What retired justice Stephen Breyer’s new essay gets wrong about ‘civility’

The public’s trust in the Supreme Court has plummeted, as the conservative supermajority decisions have already stripped Americans of rights and threaten more of the same. But in a new essay published Wednesday in The New York Times, former Supreme Court Justice Stephen Breyer suggests a more pressing concern for the high court and the country: Are the justices friends?

For all Breyer’s anecdotes, the core of his essay is still emphasizing the humanity of justices who are more than willing to de-emphasize the humanity of others in their decisions.

Breyer suggests that differences of opinion between the justices, “important as they are,” must “remain professional, not personal.” This was the case while he was a justice, he writes, and “this meant that we could listen to one another, which increased the chances of agreement or compromise.” Such congeniality is a template for a divided nation, Breyer argues — without going into detail about the actual disagreements between the left and the right on matters like race, gun safety and voting rights.

The retired justice’s piece is filled with anecdotes about the various justices he served alongside ribbing each other and finding connection despite their policy differences. It would all be charming — if it weren’t for the obscene amounts of power those nine justices wield, no matter how chummily they do it. Instead, the sentiment of Breyer’s writing manages to combine that of a disgruntled retiree’s sepia-tinged remembrances and an overly earnest Facebook post. For all Breyer’s anecdotes, the core of his essay is still emphasizing the humanity of justices who are more than willing to de-emphasize the humanity of others in their decisions.

In a sense, this is nothing new for the former justice. It hearkens back to his former traveling debate with the late Justice Antonin Scalia, a lion of the conservative originalist movement in the courts. It was their way of demonstrating that strenuous debate over the law doesn’t equate to being enemies who use political calculations in their rulings. “Judges make terrible politicians,” Breyer told a Senate hearing back in 2011 alongside Scalia, arguing that there was little room for making political calculations in their rulings. “We have to make decisions based on reason. That’s it.”

It’s a sentiment that was worthy of a side-eye even at the time, and has only gotten less convincing as the court’s composition has shifted away from the center. Placing civility and agreeability over differing views is a hallmark of the centrist line of thought, using the appearance of goodwill to disguise the depth of division between two positions. Politics is the art of being able to determine the law, and the law is the codified result of a society’s politics. That is never more the case than when decisions of vast importance before the Supreme Court are decided based almost entirely on the political considerations of the justices in the majority.

The gulf between Breyer’s hopes and reality was on display in the momentous 2022 decision to overturn Roe v. Wade’s abortion protections.
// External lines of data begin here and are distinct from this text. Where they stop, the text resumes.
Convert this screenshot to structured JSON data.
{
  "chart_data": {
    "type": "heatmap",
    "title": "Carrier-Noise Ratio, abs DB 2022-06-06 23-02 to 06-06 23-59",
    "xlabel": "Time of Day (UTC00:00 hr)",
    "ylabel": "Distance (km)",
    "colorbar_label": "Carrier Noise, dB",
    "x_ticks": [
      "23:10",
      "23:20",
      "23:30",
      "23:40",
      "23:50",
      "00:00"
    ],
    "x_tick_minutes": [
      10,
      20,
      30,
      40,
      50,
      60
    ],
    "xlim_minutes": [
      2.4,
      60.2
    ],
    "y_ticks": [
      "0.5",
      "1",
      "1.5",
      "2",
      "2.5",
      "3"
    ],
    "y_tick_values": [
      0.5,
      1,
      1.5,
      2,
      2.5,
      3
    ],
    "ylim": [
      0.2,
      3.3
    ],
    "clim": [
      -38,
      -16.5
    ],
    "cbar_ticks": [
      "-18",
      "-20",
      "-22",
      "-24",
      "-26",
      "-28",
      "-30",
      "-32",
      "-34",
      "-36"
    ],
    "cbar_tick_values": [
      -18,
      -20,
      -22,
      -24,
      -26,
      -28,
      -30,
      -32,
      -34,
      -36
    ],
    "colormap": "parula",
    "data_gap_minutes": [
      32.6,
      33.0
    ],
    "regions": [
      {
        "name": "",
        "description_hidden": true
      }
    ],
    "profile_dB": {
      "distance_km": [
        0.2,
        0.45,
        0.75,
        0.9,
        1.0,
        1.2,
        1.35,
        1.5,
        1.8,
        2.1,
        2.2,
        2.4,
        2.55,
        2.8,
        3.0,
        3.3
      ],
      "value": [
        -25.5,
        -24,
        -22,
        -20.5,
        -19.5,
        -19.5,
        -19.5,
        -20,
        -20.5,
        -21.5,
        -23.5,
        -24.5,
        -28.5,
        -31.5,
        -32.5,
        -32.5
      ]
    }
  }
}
The gulf between Breyer’s hopes and reality was on display in the momentous 2022 decision to overturn Roe v. Wade’s abortion protections. In a Times article from this past December on the behind-the-scenes maneuvering ahead of that opinion, Breyer is described as someone who “was sometimes dismissed by other liberals as an overly optimistic institutionalist who underestimated the ambitions of the conservative majority.” It emphasized though his “strong ties with justices on the right” that he hoped could be used to find some kind of consensus on the Dobbs case.

He was deeply mistaken. Unlike the Casey decision in 1992, there was no consensus that could be forged when the end goal — striking down Roe — was predetermined before the court had heard a single word of the oral arguments. It didn’t matter how many hockey games they’d attended together, or rounds of golf had been played among them. The callous disregard from the majority for the people its decisions affect makes it hard for Chief Justice John Roberts’ complaints about criticisms of the court to find much traction. It’s also why the recent joint appearances of Justices Amy Coney Barrett and Sonia Sotomayor to promote civil debate in the face of polarization, which Breyer’s essay praised, are sure to do little to instill greater trust in the court’s decisions.

The most generous explanation is that Breyer’s intended audience isn’t the average reader of The New York Times, but his former colleagues still serving on the bench. Even if that’s the case, I’m skeptical that reminding them of the good times they’ve shared will do much to affect the actual decisions that are made. If those pleasant memories couldn’t sway his conservative colleagues when Breyer was actually voting on opinions, there’s little reason for them to listen to him now.